Scientists say a once-a-month birth control pill works on pigs
Scientists say they have made a breakthrough on developing a contraceptive pill that only needs to be taken once a month.
The star-shaped capsule could help reduce unintended pregnancies that arise from users forgetting to take their daily dose of the pill, according to a news release from the Massachusetts Institute of Technology (MIT).
The capsule is coated with gelatin that can remain in the stomach for weeks after being swallowed, the researchers said. From there, it slowly releases hormones to prevent pregnancy.
Tests conducted on pigs showed that the capsule could provide the same effect as taking daily doses. “We are hopeful that this work — the first example ever of a month-long pill or capsule to our knowledge — will someday lead to potentially new modalities and options for women’s health,” said Robert Langer, a MIT professor and co-author of the study.
The research was mostly funded by the Bill and Melinda Gates Foundation, which urged the team to develop new long-lasting contraceptive drugs to reduce the risk of unintended pregnancies.
To make it work, researchers looked for materials that could survive a highly acidic fluid, and discovered that two types of polyurethane could work well for the arms and the central core of the star-shaped capsule. Once the capsule reaches the stomach, it expands and becomes lodged in place. The contraceptive drug, which is loaded in the pill, is then released at a controlled rate over time.

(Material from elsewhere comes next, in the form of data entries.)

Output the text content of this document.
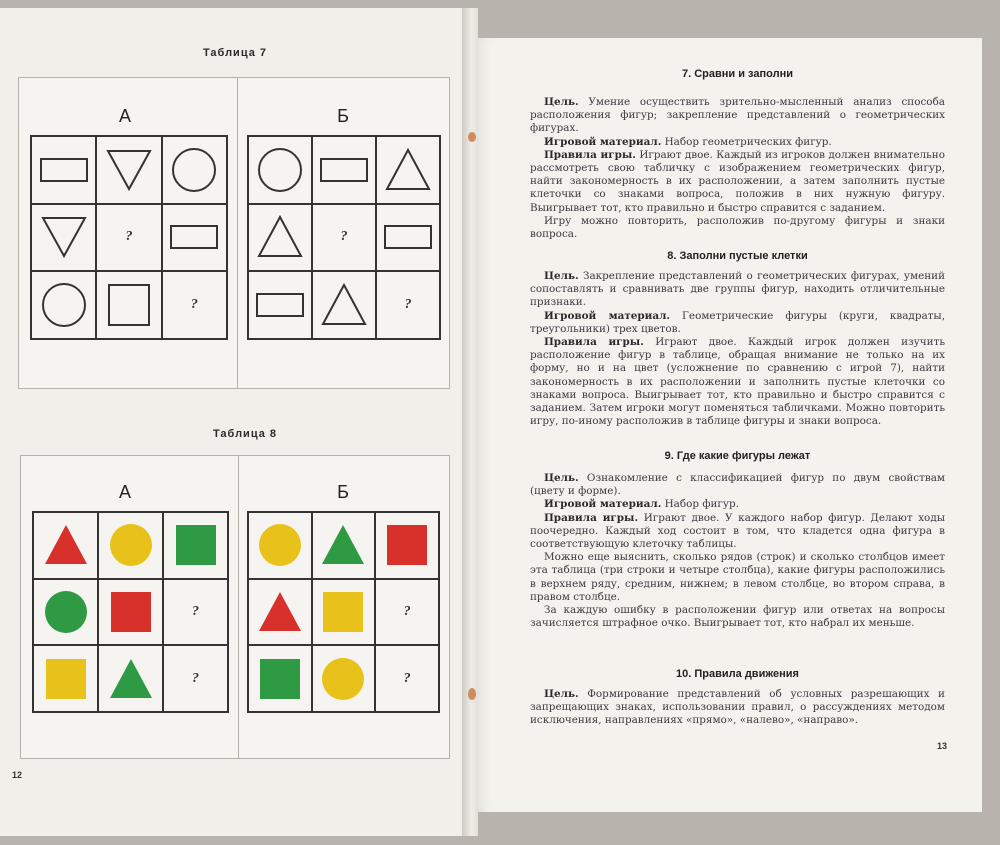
Таблица 7
А	Б
?
?
?
?
Таблица 8
А	Б
?
?
?
?
12
7. Сравни и заполни

Цель. Умение осуществить зрительно-мысленный анализ способа расположения фигур; закрепление представлений о геометрических фигурах.

Игровой материал. Набор геометрических фигур.

Правила игры. Играют двое. Каждый из игроков должен внимательно рассмотреть свою табличку с изображением геометрических фигур, найти закономерность в их расположении, а затем заполнить пустые клеточки со знаками вопроса, положив в них нужную фигуру. Выигрывает тот, кто правильно и быстро справится с заданием.

Игру можно повторить, расположив по-другому фигуры и знаки вопроса.

8. Заполни пустые клетки

Цель. Закрепление представлений о геометрических фигурах, умений сопоставлять и сравнивать две группы фигур, находить отличительные признаки.

Игровой материал. Геометрические фигуры (круги, квадраты, треугольники) трех цветов.

Правила игры. Играют двое. Каждый игрок должен изучить расположение фигур в таблице, обращая внимание не только на их форму, но и на цвет (усложнение по сравнению с игрой 7), найти закономерность в их расположении и заполнить пустые клеточки со знаками вопроса. Выигрывает тот, кто правильно и быстро справится с заданием. Затем игроки могут поменяться табличками. Можно повторить игру, по-иному расположив в таблице фигуры и знаки вопроса.

9. Где какие фигуры лежат

Цель. Ознакомление с классификацией фигур по двум свойствам (цвету и форме).

Игровой материал. Набор фигур.

Правила игры. Играют двое. У каждого набор фигур. Делают ходы поочередно. Каждый ход состоит в том, что кладется одна фигура в соответствующую клеточку таблицы.

Можно еще выяснить, сколько рядов (строк) и сколько столбцов имеет эта таблица (три строки и четыре столбца), какие фигуры расположились в верхнем ряду, средним, нижнем; в левом столбце, во втором справа, в правом столбце.

За каждую ошибку в расположении фигур или ответах на вопросы зачисляется штрафное очко. Выигрывает тот, кто набрал их меньше.

10. Правила движения

Цель. Формирование представлений об условных разрешающих и запрещающих знаках, использовании правил, о рассуждениях методом исключения, направлениях «прямо», «налево», «направо».

13
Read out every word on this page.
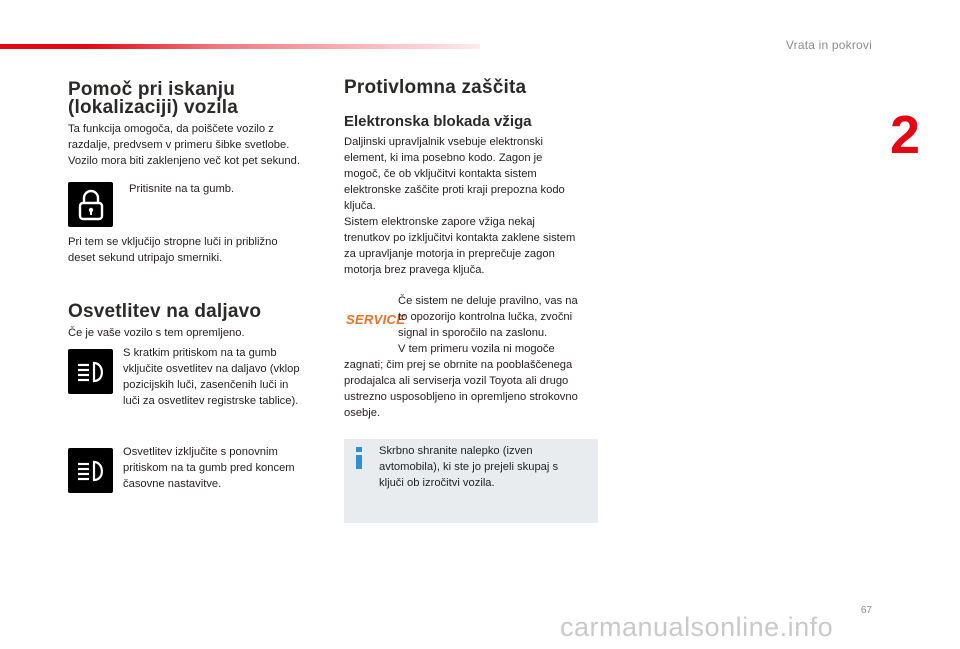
Vrata in pokrovi
2
Pomoč pri iskanju
(lokalizaciji) vozila
Ta funkcija omogoča, da poiščete vozilo z
razdalje, predvsem v primeru šibke svetlobe.
Vozilo mora biti zaklenjeno več kot pet sekund.
Pritisnite na ta gumb.
Pri tem se vključijo stropne luči in približno
deset sekund utripajo smerniki.
Osvetlitev na daljavo
Če je vaše vozilo s tem opremljeno.
S kratkim pritiskom na ta gumb
vključite osvetlitev na daljavo (vklop
pozicijskih luči, zasenčenih luči in
luči za osvetlitev registrske tablice).
Osvetlitev izključite s ponovnim
pritiskom na ta gumb pred koncem
časovne nastavitve.
Protivlomna zaščita
Elektronska blokada vžiga
Daljinski upravljalnik vsebuje elektronski
element, ki ima posebno kodo. Zagon je
mogoč, če ob vključitvi kontakta sistem
elektronske zaščite proti kraji prepozna kodo
ključa.
Sistem elektronske zapore vžiga nekaj
trenutkov po izključitvi kontakta zaklene sistem
za upravljanje motorja in preprečuje zagon
motorja brez pravega ključa.
SERVICE
Če sistem ne deluje pravilno, vas na
to opozorijo kontrolna lučka, zvočni
signal in sporočilo na zaslonu.
V tem primeru vozila ni mogoče
zagnati; čim prej se obrnite na pooblaščenega
prodajalca ali serviserja vozil Toyota ali drugo
ustrezno usposobljeno in opremljeno strokovno
osebje.
Skrbno shranite nalepko (izven
avtomobila), ki ste jo prejeli skupaj s
ključi ob izročitvi vozila.
67
carmanualsonline.info
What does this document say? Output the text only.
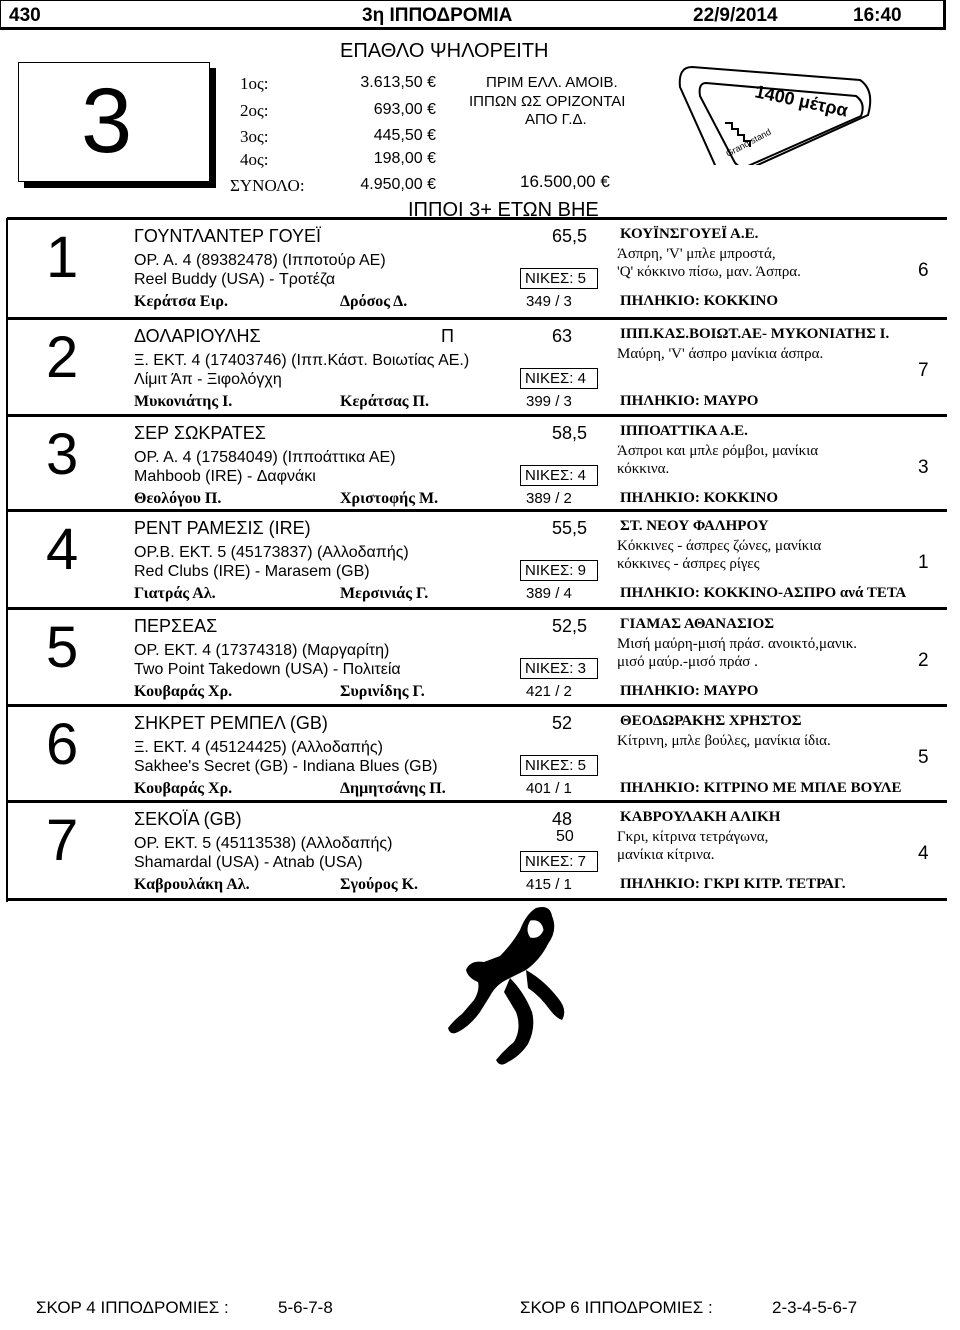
430	3η ΙΠΠΟΔΡΟΜΙΑ	22/9/2014	16:40
3
ΕΠΑΘΛΟ ΨΗΛΟΡΕΙΤΗ
1ος:	3.613,50 €
2ος:	693,00 €
3ος:	445,50 €
4ος:	198,00 €
ΣΥΝΟΛΟ:	4.950,00 €
ΠΡΙΜ ΕΛΛ. ΑΜΟΙΒ.
ΙΠΠΩΝ ΩΣ ΟΡΙΖΟΝΤΑΙ
ΑΠΟ Γ.Δ.
16.500,00 €
ΙΠΠΟΙ 3+ ΕΤΩΝ ΒΗΕ
Grand stand
1400 μέτρα
1	ΓΟΥΝΤΛΑΝΤΕΡ ΓΟΥΕΪ	65,5
ΟΡ. Α. 4 (89382478) (Ιπποτούρ ΑΕ)
Reel Buddy (USA) - Τροτέζα	ΝΙΚΕΣ: 5
Κεράτσα Ειρ.	Δρόσος Δ.	349 / 3
ΚΟΥΪΝΣΓΟΥΕΪ Α.Ε.
Άσπρη, 'V' μπλε μπροστά,
'Q' κόκκινο πίσω, μαν. Άσπρα.
ΠΗΛΗΚΙΟ: ΚΟΚΚΙΝΟ
6
2	ΔΟΛΑΡΙΟΥΛΗΣ	Π	63
Ξ. ΕΚΤ. 4 (17403746) (Ιππ.Κάστ. Βοιωτίας ΑΕ.)
Λίμιτ Άπ - Ξιφολόγχη	ΝΙΚΕΣ: 4
Μυκονιάτης Ι.	Κεράτσας Π.	399 / 3
ΙΠΠ.ΚΑΣ.ΒΟΙΩΤ.ΑΕ- ΜΥΚΟΝΙΑΤΗΣ Ι.
Μαύρη, 'V' άσπρο μανίκια άσπρα.
ΠΗΛΗΚΙΟ: ΜΑΥΡΟ
7
3	ΣΕΡ ΣΩΚΡΑΤΕΣ	58,5
ΟΡ. Α. 4 (17584049) (Ιπποάττικα ΑΕ)
Mahboob (IRE) - Δαφνάκι	ΝΙΚΕΣ: 4
Θεολόγου Π.	Χριστοφής Μ.	389 / 2
ΙΠΠΟΑΤΤΙΚΑ Α.Ε.
Άσπροι και μπλε ρόμβοι, μανίκια
κόκκινα.
ΠΗΛΗΚΙΟ: ΚΟΚΚΙΝΟ
3
4	ΡΕΝΤ ΡΑΜΕΣΙΣ (IRE)	55,5
ΟΡ.Β. ΕΚΤ. 5 (45173837) (Αλλοδαπής)
Red Clubs (IRE) - Marasem (GB)	ΝΙΚΕΣ: 9
Γιατράς Αλ.	Μερσινιάς Γ.	389 / 4
ΣΤ. ΝΕΟΥ ΦΑΛΗΡΟΥ
Κόκκινες - άσπρες ζώνες, μανίκια
κόκκινες - άσπρες ρίγες
ΠΗΛΗΚΙΟ: ΚΟΚΚΙΝΟ-ΑΣΠΡΟ ανά ΤΕΤΑ
1
5	ΠΕΡΣΕΑΣ	52,5
ΟΡ. ΕΚΤ. 4 (17374318) (Μαργαρίτη)
Two Point Takedown (USA) - Πολιτεία	ΝΙΚΕΣ: 3
Κουβαράς Χρ.	Συρινίδης Γ.	421 / 2
ΓΙΑΜΑΣ ΑΘΑΝΑΣΙΟΣ
Μισή μαύρη-μισή πράσ. ανοικτό,μανικ.
μισό μαύρ.-μισό πράσ .
ΠΗΛΗΚΙΟ: ΜΑΥΡΟ
2
6	ΣΗΚΡΕΤ ΡΕΜΠΕΛ (GB)	52
Ξ. ΕΚΤ. 4 (45124425) (Αλλοδαπής)
Sakhee's Secret (GB) - Indiana Blues (GB)	ΝΙΚΕΣ: 5
Κουβαράς Χρ.	Δημητσάνης Π.	401 / 1
ΘΕΟΔΩΡΑΚΗΣ ΧΡΗΣΤΟΣ
Κίτρινη, μπλε βούλες, μανίκια ίδια.
ΠΗΛΗΚΙΟ: ΚΙΤΡΙΝΟ ΜΕ ΜΠΛΕ ΒΟΥΛΕ
5
7	ΣΕΚΟΪΑ (GB)	48
50
ΟΡ. ΕΚΤ. 5 (45113538) (Αλλοδαπής)
Shamardal (USA) - Atnab (USA)	ΝΙΚΕΣ: 7
Καβρουλάκη Αλ.	Σγούρος Κ.	415 / 1
ΚΑΒΡΟΥΛΑΚΗ ΑΛΙΚΗ
Γκρι, κίτρινα τετράγωνα,
μανίκια κίτρινα.
ΠΗΛΗΚΙΟ: ΓΚΡΙ ΚΙΤΡ. ΤΕΤΡΑΓ.
4
ΣΚΟΡ 4 ΙΠΠΟΔΡΟΜΙΕΣ :	5-6-7-8	ΣΚΟΡ 6 ΙΠΠΟΔΡΟΜΙΕΣ :	2-3-4-5-6-7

The capsule is designed to break down after three or four weeks, and will exit the body through the digestive tract.
Langer said further research is being conducted to develop the pill for human tests, which he hoped would be possible within three to five years.
The oral contraceptive is one of the most popular contraception methods used around the world. In the United States, it is the second most common contraceptive method for women aged between 15 and 49, according to a survey conducted by the Centers for Disease Control and Prevention (CDC).
It is also highly effective — when used properly, fewer than one in every hundred women will become pregnant in a year, according to nonprofit group Planned Parenthood. However, the effectiveness rate is closer to 91%, as close to one-third of users have reported missing their dose during a menstrual cycle, the CDC says.
This is not the first instance of scientists testing this kind of drug delivery system to deliver medication. Previously, the same team of researchers also tested loading gelatin capsules with malaria and HIV drugs.
Kimberly Scarsi, a professor of pharmacy practice at the University of Nebraska, who is unaffiliated with the research, said she believed the new pill could help reduce the lack of access to contraceptives, which has given rise to unnecessary maternal and newborn deaths.
“A once-monthly oral contraceptive would provide a discreet, noninvasive birth control option that could significantly improve medication adherence to give women more control over their health and family planning decisions,” she said.